To work around this, make sure to benchmark performance on production so that you can run the tests again quickly after deployment. This will mean waiting until the changes have gone live, but may be the only way to get an accurate understanding of areas like page load speed in situations where the staging server just isn’t as good as the production one.

Test For Edge Cases

Developers will try to break their code when testing it; we should too. When testing your staging site before deployment, run it through some edge cases. In practice, this means thinking of scenarios that, although unlikely, are possible. For example,

  • I am visiting the website from the U.S., but my language is set to French. What language are the meta tags in?
  • I am viewing the website on a mobile device but have the viewport set to desktop. What content am I able to access that I couldn’t on mobile otherwise?
  • If I turn JavaScript off, can I still use the menu drop-downs?

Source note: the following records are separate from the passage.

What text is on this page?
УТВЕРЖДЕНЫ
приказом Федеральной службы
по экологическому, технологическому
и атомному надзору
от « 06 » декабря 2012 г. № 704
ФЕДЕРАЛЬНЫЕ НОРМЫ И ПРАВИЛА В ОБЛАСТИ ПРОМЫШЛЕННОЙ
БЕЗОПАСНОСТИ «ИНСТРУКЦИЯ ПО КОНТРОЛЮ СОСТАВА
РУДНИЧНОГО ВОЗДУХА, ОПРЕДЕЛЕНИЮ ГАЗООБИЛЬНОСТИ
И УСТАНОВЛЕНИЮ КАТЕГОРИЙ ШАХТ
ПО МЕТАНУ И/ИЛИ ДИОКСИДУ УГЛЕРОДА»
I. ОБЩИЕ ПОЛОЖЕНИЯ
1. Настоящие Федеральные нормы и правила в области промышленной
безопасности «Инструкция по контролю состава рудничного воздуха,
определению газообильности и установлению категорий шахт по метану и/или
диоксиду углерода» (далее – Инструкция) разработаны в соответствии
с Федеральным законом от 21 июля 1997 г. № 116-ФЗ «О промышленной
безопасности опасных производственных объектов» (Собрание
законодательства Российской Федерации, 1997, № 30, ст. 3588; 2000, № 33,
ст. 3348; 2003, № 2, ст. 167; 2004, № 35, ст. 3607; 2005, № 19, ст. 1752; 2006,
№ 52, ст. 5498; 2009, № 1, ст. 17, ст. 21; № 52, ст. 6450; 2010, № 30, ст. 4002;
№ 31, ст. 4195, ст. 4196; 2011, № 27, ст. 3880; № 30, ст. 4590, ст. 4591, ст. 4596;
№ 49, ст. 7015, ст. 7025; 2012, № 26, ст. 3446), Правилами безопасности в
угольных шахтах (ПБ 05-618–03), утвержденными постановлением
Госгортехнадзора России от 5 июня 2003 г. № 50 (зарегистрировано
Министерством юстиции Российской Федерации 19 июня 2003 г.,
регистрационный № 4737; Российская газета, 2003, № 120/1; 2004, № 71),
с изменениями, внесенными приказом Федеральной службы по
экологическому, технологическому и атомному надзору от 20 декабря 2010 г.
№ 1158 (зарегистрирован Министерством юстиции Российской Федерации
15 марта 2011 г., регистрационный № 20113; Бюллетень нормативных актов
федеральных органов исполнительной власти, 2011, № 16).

Test For Previously Known Issues

Make sure previous issues haven’t been reintroduced into the code during the most recent work. Even if the mass deployment is for a small area, such as a new meta title template being rolled out, that’s not to say issues aren’t being reintroduced elsewhere.

Don’t test only for the item being changed, but check across critical SEO areas. In particular, if work has been done recently to improve pages on the site, check those will still be in place with this latest deployment.

Equally, if there are known bugs that have affected your SEO performance in the past, check for these even if the deployment isn’t related to them. It’s easy for bugs to sneak back into code, especially if they have been there before.